Court of Civil Appeals of Texas, 1920

Williamson v. Carr

Williamson v. Carr
Court of Civil Appeals of Texas · Decided March 11, 1920 · Levy
219 S.W. 1116; 1920 Tex. App. LEXIS 240 (South Western Reporter)

Williamson v. Carr

Opinion of the Court

LEVY, J.

The appellant claimed there was due him, as an instructor in a summer normal institute for colored teachers, one-eighth of the amount collected as tuition and not given or paid to him by the appel-lees. The case was tried before the court, and judgment entered against the appellant.

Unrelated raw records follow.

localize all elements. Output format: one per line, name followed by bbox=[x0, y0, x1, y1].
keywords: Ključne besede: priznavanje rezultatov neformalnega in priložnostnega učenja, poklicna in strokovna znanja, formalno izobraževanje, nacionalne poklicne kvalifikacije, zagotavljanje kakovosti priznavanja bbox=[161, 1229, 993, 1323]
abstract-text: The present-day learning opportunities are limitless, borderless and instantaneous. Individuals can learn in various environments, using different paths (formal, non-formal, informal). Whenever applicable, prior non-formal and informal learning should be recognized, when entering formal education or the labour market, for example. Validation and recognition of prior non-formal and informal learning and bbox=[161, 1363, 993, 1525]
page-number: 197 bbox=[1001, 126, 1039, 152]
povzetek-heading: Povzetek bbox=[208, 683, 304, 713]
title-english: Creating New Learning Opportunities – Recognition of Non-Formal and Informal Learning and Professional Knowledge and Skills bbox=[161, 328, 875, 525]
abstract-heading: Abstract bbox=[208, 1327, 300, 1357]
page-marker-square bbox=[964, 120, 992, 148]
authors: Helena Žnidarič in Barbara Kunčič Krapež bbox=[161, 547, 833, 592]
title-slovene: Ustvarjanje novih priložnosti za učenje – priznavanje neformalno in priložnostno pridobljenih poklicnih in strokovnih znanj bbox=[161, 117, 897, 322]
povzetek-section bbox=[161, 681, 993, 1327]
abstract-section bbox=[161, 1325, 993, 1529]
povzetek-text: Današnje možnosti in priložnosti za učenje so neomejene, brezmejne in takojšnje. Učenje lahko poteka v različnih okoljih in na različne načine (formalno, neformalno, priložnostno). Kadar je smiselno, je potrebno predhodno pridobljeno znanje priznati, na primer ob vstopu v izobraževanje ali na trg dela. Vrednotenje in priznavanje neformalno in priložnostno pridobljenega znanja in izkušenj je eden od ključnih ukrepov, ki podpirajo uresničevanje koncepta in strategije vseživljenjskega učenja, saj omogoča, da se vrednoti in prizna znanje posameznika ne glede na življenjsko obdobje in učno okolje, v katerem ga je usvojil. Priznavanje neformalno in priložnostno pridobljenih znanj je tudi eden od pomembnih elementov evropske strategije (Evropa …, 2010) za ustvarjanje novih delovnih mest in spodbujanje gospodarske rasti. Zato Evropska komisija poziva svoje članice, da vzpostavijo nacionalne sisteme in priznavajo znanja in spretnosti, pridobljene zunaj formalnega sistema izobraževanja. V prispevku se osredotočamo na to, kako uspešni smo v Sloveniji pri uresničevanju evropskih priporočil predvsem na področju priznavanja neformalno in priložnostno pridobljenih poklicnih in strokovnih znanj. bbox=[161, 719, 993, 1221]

The second assigned error is based on the ground that the judgment is contrary both to the law and the evidence. The state superintendent of public education authorized a summer normal institute for colored teachers to be held at Palestine after the application therefor was approved and indorsed by the county superintendents of the several counties interested in having it. The application as approved both by the state superintendent and the several county superintendents designated the appellant as one of the members of the faculty. He was, as proven, qualified to be an instructor in the institute, holding a first grade teacher’s certificate and having taught school for 10 years. The authority, we think, for the appellant to be a member of the faculty existed under article 2S05a, Vernon’s Sayles’ Statutes. And there does not appear, we conclude, any reason why the appellant should be denied his pro rata tuition proven to have been collected.

The judgment is reversed, and here rendered for the appellant against the appellees for $43.65, with 6 per cent, interest from July 16, 1916, and costs of suit and of the appeal.